At the end of the book, in one of the last chapters, the authors gave some advice about photographing our kids.
They basically suggested you have a plan going into this adventure for how you want to document it.
What pictures do you want to make sure someone takes in the delivery room? Will you print photos or make a photobook?
It goes so fast, they wrote, so it's a good idea to think ahead about what you want to do so you'll remember it well.
Finding Ideas and inspiration
I started searching the internet for solutions and came across digital scrapbooking via Liz Tamanaha and this new, simplified form of scrapbooking via Becky Higgins. I loved Catherine Davis's blog, with her clean layouts and beautiful photos.
I found kindred spirits, design-wise, in this incredibly diverse and talented and creative community, and I found friends along the way.
Why I love memory-keeping
That first year of Ben's life, I took over 10,000 photos, and I documented those stories in a Project Life album.
To this day, we love flipping through the pages. Ben loves flipping through them, pointing out his friends, his cousins, grandparents and his "old house" (we've since moved).
Today, I'm perpetually playing catch-up on baby number two's album, but se la vie.
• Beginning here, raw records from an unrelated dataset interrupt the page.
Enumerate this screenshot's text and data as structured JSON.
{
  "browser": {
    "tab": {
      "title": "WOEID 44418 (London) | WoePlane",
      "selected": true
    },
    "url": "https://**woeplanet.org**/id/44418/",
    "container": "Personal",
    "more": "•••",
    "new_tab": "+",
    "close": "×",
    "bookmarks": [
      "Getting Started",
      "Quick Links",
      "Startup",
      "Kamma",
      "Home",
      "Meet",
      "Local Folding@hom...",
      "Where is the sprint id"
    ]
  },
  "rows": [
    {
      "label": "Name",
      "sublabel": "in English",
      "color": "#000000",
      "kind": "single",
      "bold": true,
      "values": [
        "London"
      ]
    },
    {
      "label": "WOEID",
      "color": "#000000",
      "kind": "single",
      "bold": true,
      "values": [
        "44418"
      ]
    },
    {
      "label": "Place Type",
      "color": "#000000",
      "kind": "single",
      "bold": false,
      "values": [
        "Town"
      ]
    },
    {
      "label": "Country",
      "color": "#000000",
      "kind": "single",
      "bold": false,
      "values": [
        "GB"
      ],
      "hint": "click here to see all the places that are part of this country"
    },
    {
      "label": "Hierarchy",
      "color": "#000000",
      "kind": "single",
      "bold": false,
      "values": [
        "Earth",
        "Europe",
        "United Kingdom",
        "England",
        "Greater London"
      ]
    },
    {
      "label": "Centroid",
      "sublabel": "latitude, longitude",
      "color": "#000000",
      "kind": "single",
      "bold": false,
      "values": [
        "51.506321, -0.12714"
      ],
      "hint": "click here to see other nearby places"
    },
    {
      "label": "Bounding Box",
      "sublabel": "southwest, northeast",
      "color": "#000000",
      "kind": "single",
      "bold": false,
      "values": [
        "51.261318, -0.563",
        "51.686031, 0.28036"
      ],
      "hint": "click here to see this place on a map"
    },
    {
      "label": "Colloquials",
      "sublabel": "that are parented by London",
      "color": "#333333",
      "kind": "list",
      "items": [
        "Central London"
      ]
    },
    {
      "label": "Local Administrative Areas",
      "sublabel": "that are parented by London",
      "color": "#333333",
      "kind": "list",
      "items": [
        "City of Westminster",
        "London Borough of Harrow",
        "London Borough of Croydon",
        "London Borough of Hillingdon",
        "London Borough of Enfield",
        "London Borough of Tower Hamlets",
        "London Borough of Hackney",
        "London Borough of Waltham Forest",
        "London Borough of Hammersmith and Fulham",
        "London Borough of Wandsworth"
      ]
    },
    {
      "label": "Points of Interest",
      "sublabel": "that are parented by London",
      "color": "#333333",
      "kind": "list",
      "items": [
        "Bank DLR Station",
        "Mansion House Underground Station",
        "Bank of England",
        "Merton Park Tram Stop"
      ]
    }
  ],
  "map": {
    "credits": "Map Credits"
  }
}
It'll get done soon enough, and then we'll have his to enjoy as well.
What I've learned
I've come to regard "scrapbooking" or memory-keeping, documenting, whatever you want to call it, as a purposeful, challenging and really enjoyable creative outlet.
I've learned along the journey how to take and edit photos, how to use my camera in manual mode, how to use Photoshop, how to mix patterns, how to tell better stories more succinctly.
I'm now a contributor to the blog that first captured my attention and an instructor at Big Picture Classes, where I took my first class nearly four years ago with memory-keeping juggernaut Ali Edwards.
Perhaps most significantly, I've learned to document our family's story my own way, through simple layouts incorporating beautiful design, through minimalist photobooks filled with detailed stories and full-bleed photography.
It's pushed me creatively in my work as a graphic designer, and opened my circle online to this wonderful community of creative women.
I'm so thankful for it. So today, I'm celebrating.